This question is adapted from another question on the 2008 Putnam test which asks specifically for the case when $n = 4$ and $k = 2$. The answer is $\dfrac{1}{2}\sqrt{\dfrac{n}{k}}$ but I am looking for a proof or other justification.
In many of the attempts I have seen for similar problems, the hypercube is scaled by a factor of $2$ and centered at the origin.
Here are some posts regarding the Putnam and a discussion for the case when $k = 2$ for all values of $n$.
I would also be grateful for intuition regarding why the maximum radius increases and decreases with square roots when the dimension of the ball and cube are changed.
Like you said, it's easiest to consider the cube $[-1,1]^n$. I'll try to generalize the argument made in the link you submitted. We can assume by symmetry that the center of the sphere is the origin.
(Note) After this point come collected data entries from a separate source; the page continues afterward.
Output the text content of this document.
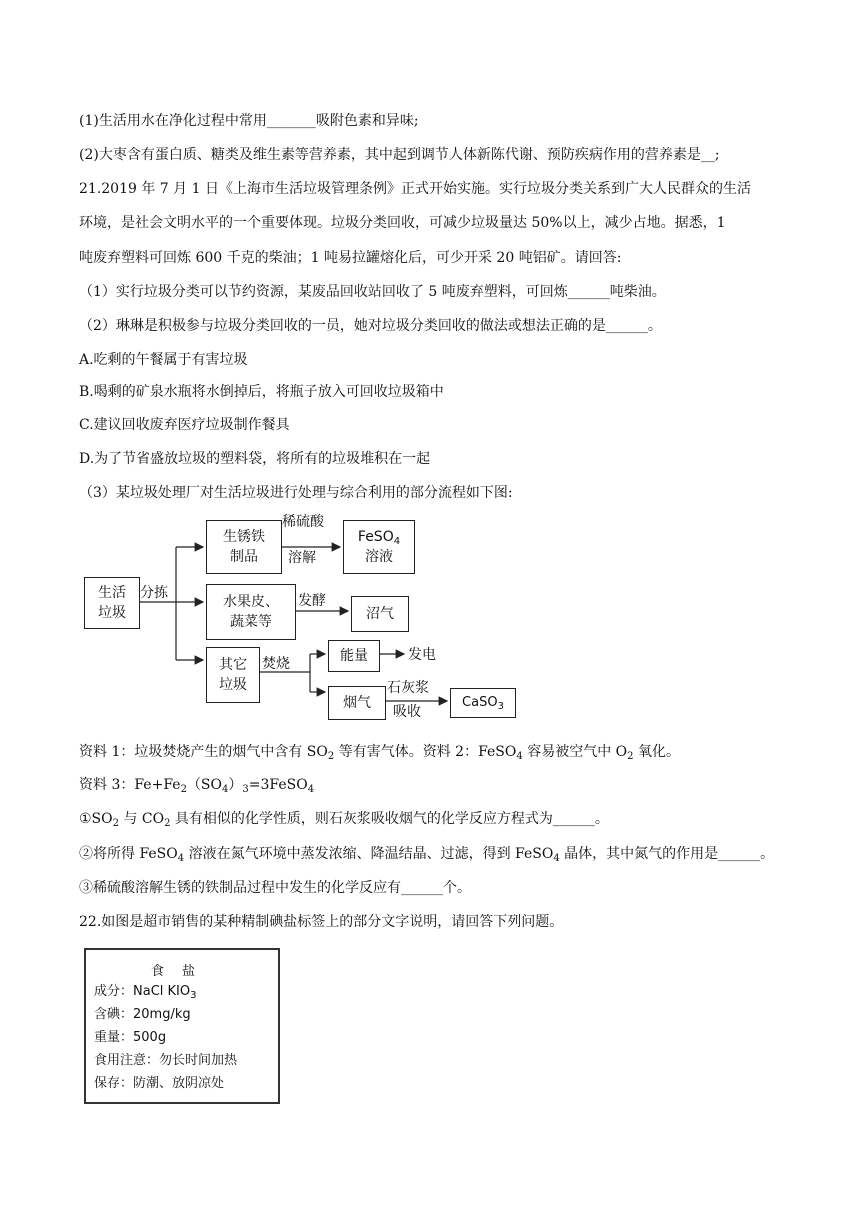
(1)生活用水在净化过程中常用_______吸附色素和异味;
(2)大枣含有蛋白质、糖类及维生素等营养素，其中起到调节人体新陈代谢、预防疾病作用的营养素是__;
21.2019 年 7 月 1 日《上海市生活垃圾管理条例》正式开始实施。实行垃圾分类关系到广大人民群众的生活
环境，是社会文明水平的一个重要体现。垃圾分类回收，可减少垃圾量达 50%以上，减少占地。据悉，1
吨废弃塑料可回炼 600 千克的柴油；1 吨易拉罐熔化后，可少开采 20 吨铝矿。请回答:
（1）实行垃圾分类可以节约资源，某废品回收站回收了 5 吨废弃塑料，可回炼______吨柴油。
（2）琳琳是积极参与垃圾分类回收的一员，她对垃圾分类回收的做法或想法正确的是______。
A.吃剩的午餐属于有害垃圾
B.喝剩的矿泉水瓶将水倒掉后，将瓶子放入可回收垃圾箱中
C.建议回收废弃医疗垃圾制作餐具
D.为了节省盛放垃圾的塑料袋，将所有的垃圾堆积在一起
（3）某垃圾处理厂对生活垃圾进行处理与综合利用的部分流程如下图:
生活
垃圾
分拣
生锈铁
制品
稀硫酸
溶解
FeSO$_4$
溶液
水果皮、
蔬菜等
发酵
沼气
其它
垃圾
焚烧	能量	发电
烟气
石灰浆
吸收
CaSO$_3$
资料 1：垃圾焚烧产生的烟气中含有 $SO_2$ 等有害气体。资料 2：FeSO$_4$ 容易被空气中 $O_2$ 氧化。
资料 3：$Fe+Fe_2(SO_4)_3=3FeSO_4$
$①SO_2$ 与 $CO_2$ 具有相似的化学性质，则石灰浆吸收烟气的化学反应方程式为______。
②将所得 FeSO$_4$ 溶液在氮气环境中蒸发浓缩、降温结晶、过滤，得到 FeSO$_4$ 晶体，其中氮气的作用是______。
③稀硫酸溶解生锈的铁制品过程中发生的化学反应有______个。
22.如图是超市销售的某种精制碘盐标签上的部分文字说明，请回答下列问题。
食盐
成分：NaCl $KIO_3$
含碘：20mg/kg
重量：500g
食用注意：勿长时间加热
保存：防潮、放阴凉处
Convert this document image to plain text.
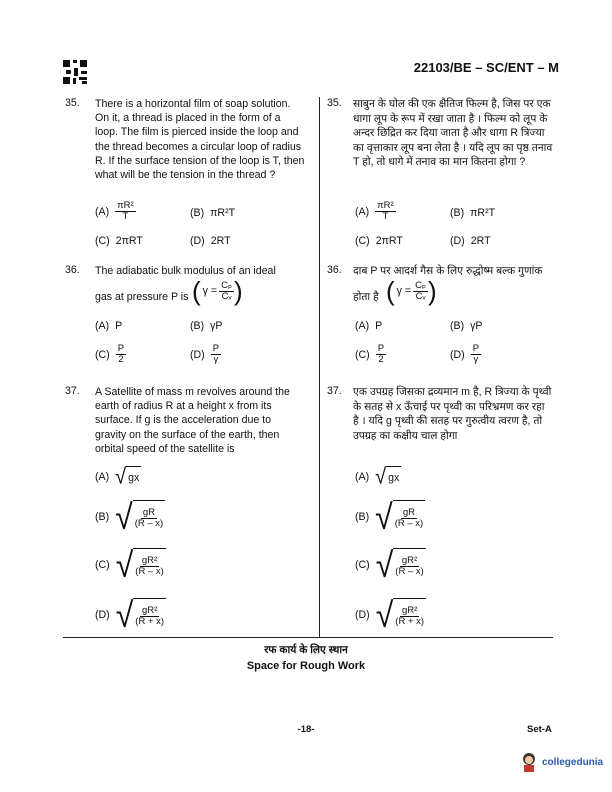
22103/BE – SC/ENT – M
35. There is a horizontal film of soap solution. On it, a thread is placed in the form of a loop. The film is pierced inside the loop and the thread becomes a circular loop of radius R. If the surface tension of the loop is T, then what will be the tension in the thread ?
$(A) \frac{\text{πR²}}{T}$	(B) πR²T
(C) 2πRT	(D) 2RT
36. The adiabatic bulk modulus of an ideal
gas at pressure P is ( $\gamma = \frac{\text{Cₚ}}{\text{Cᵥ}}$ )
(A) P	(B) γP
$(C) \frac{P}{2}$	$(D) \frac{P}{\gamma}$
37. A Satellite of mass m revolves around the earth of radius R at a height x from its surface. If g is the acceleration due to gravity on the surface of the earth, then orbital speed of the satellite is
(A) √ gx
(B) √ $\frac{gR}{(R - x)}$
(C) √ $\frac{\text{gR²}}{(R - x)}$
(D) √ $\frac{\text{gR²}}{(R + x)}$
35. साबुन के घोल की एक क्षैतिज फिल्म है, जिस पर एक धागा लूप के रूप में रखा जाता है । फिल्म को लूप के अन्दर छिद्रित कर दिया जाता है और धागा R त्रिज्या का वृत्ताकार लूप बना लेता है । यदि लूप का पृष्ठ तनाव T हो, तो धागे में तनाव का मान कितना होगा ?
$(A) \frac{\text{πR²}}{T}$	(B) πR²T
(C) 2πRT	(D) 2RT
36. दाब P पर आदर्श गैस के लिए रुद्धोष्म बल्क गुणांक
होता है ( $\gamma = \frac{\text{Cₚ}}{\text{Cᵥ}}$ )
(A) P	(B) γP
$(C) \frac{P}{2}$	$(D) \frac{P}{\gamma}$
37. एक उपग्रह जिसका द्रव्यमान m है, R त्रिज्या के पृथ्वी के सतह से x ऊँचाई पर पृथ्वी का परिभ्रमण कर रहा है । यदि g पृथ्वी की सतह पर गुरुत्वीय त्वरण है, तो उपग्रह का कक्षीय चाल होगा
(A) √ gx
(B) √ $\frac{gR}{(R - x)}$
(C) √ $\frac{\text{gR²}}{(R - x)}$
(D) √ $\frac{\text{gR²}}{(R + x)}$
रफ कार्य के लिए स्थान
Space for Rough Work
-18-	Set-A
collegedunia
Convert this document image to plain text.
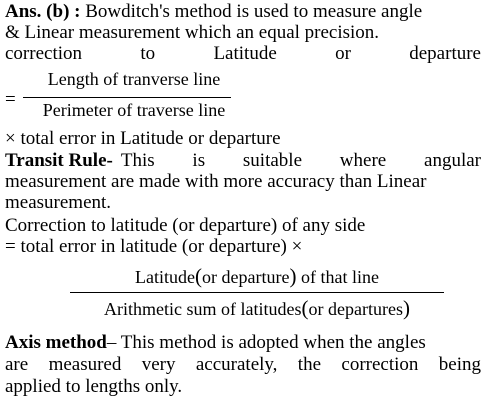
Ans. (b) : Bowditch's method is used to measure angle
& Linear measurement which an equal precision.
correction	to	Latitude	or	departure
=
Length of tranverse line
Perimeter of traverse line
× total error in Latitude or departure
Transit Rule- This is suitable where angular
measurement are made with more accuracy than Linear
measurement.
Correction to latitude (or departure) of any side
= total error in latitude (or departure) ×
Latitude(or departure) of that line
Arithmetic sum of latitudes(or departures)
Axis method– This method is adopted when the angles
are measured very accurately, the correction being
applied to lengths only.
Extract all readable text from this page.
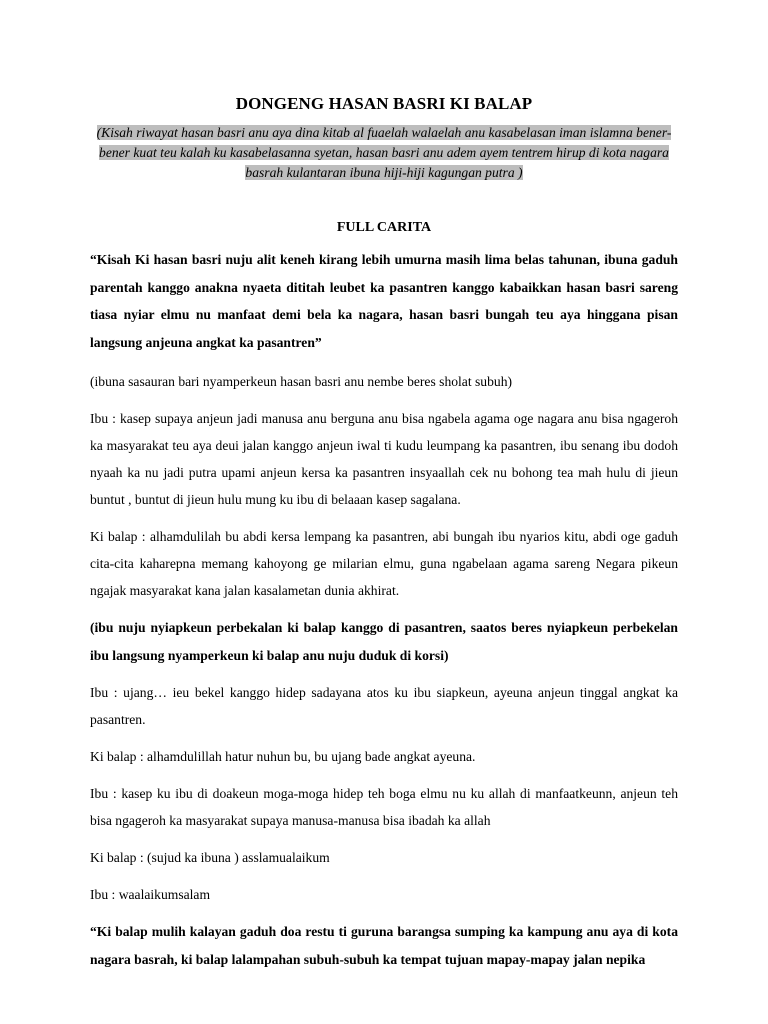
DONGENG HASAN BASRI KI BALAP
(Kisah riwayat hasan basri anu aya dina kitab al fuaelah walaelah anu kasabelasan iman islamna bener-bener kuat teu kalah ku kasabelasanna syetan, hasan basri anu adem ayem tentrem hirup di kota nagara basrah kulantaran ibuna hiji-hiji kagungan putra )
FULL CARITA

“Kisah Ki hasan basri nuju alit keneh kirang lebih umurna masih lima belas tahunan, ibuna gaduh parentah kanggo anakna nyaeta dititah leubet ka pasantren kanggo kabaikkan hasan basri sareng tiasa nyiar elmu nu manfaat demi bela ka nagara, hasan basri bungah teu aya hinggana pisan langsung anjeuna angkat ka pasantren”

(ibuna sasauran bari nyamperkeun hasan basri anu nembe beres sholat subuh)

Ibu : kasep supaya anjeun jadi manusa anu berguna anu bisa ngabela agama oge nagara anu bisa ngageroh ka masyarakat teu aya deui jalan kanggo anjeun iwal ti kudu leumpang ka pasantren, ibu senang ibu dodoh nyaah ka nu jadi putra upami anjeun kersa ka pasantren insyaallah cek nu bohong tea mah hulu di jieun buntut , buntut di jieun hulu mung ku ibu di belaaan kasep sagalana.

Ki balap : alhamdulilah bu abdi kersa lempang ka pasantren, abi bungah ibu nyarios kitu, abdi oge gaduh cita-cita kaharepna memang kahoyong ge milarian elmu, guna ngabelaan agama sareng Negara pikeun ngajak masyarakat kana jalan kasalametan dunia akhirat.

(ibu nuju nyiapkeun perbekalan ki balap kanggo di pasantren, saatos beres nyiapkeun perbekelan ibu langsung nyamperkeun ki balap anu nuju duduk di korsi)

Ibu : ujang… ieu bekel kanggo hidep sadayana atos ku ibu siapkeun, ayeuna anjeun tinggal angkat ka pasantren.

Ki balap : alhamdulillah hatur nuhun bu, bu ujang bade angkat ayeuna.

Ibu : kasep ku ibu di doakeun moga-moga hidep teh boga elmu nu ku allah di manfaatkeunn, anjeun teh bisa ngageroh ka masyarakat supaya manusa-manusa bisa ibadah ka allah

Ki balap : (sujud ka ibuna ) asslamualaikum

Ibu : waalaikumsalam

“Ki balap mulih kalayan gaduh doa restu ti guruna barangsa sumping ka kampung anu aya di kota nagara basrah, ki balap lalampahan subuh-subuh ka tempat tujuan mapay-mapay jalan nepika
Consider a $k-1$ sphere in $k-1$ spherical coordinates $\theta_i$ for $i=1,k-1$ with the range of $\theta_{k-1}$ being $[0,2\pi)$ and each other having range $[0,\pi]$, and a radius of $r$. For any orthonormal set $\{x^i\}_{i=1}^k$ of vectors in $\Bbb{R}^n$ the sphere can be parametrized as
$$S(\theta_1,\ldots,\theta_{k-1}) = r(\cos(\theta_1)x^1 + \sin(\theta_1)\cos(\theta_2)x^2+\cdots+\sin(\theta_1)\sin(\theta_2)\cdots\cos(\theta_{k-1})x^{k-1}\\ +\sin(\theta_1)\cdots\sin(\theta_{k-1})x^{k})$$
Each component of this must lie in $[-1,1]$. Let $x^j_i = \langle e_i,x^j\rangle$ be the $i$th component of $x^j$. The $i$th component of $S$ is then $$S_i = r(\cos(\theta_1)x^1_i + \sin(\theta_1)\cos(\theta_2)x^2_i+\cdots+\sin(\theta_1)\sin(\theta_2)\cdots\cos(\theta_{k-1})x^{k-1}_i\\ +\sin(\theta_1)\cdots\sin(\theta_{k-1})x^{k}_i)$$
This can be written as $r\langle x_i^T, \Theta\rangle$ where $\Theta = (\cos\theta_1,\dots, \sin\theta_1\dots\sin\theta_{k-1})$. We have $||\Theta|| = 1$. Thus by the identity $\langle x,y\rangle = ||x|| ||y|| \cos(\theta) $ and the fact that $\Theta$ ranges over the entire sphere (hence $\theta$ can take the value $0$) we get $r||x|| \le 1 $ in order to fit inside the interval $[-1,1]$ and this gives $$\sum_{j=1}^k (x_i^j)^2 \le \frac{1}{r^2}.$$ Summing over $i$ gives $$\sum_{i=1}^n\sum_{j=1}^k (x_i^j)^2 \le \frac{n}{r^2}$$ and by changing the order or summation and using orthonormality we get $$k\le \frac n {r^2}$$ or, as desired $$r\le \sqrt\frac{n}{k}.$$
Scaling back down to a unit cube gives the bound that you proposed.
EDIT:
I was originally wrong about the way of attaining the bound. Googling the answer I found an article which proved a slightly general result: it's an interesting read.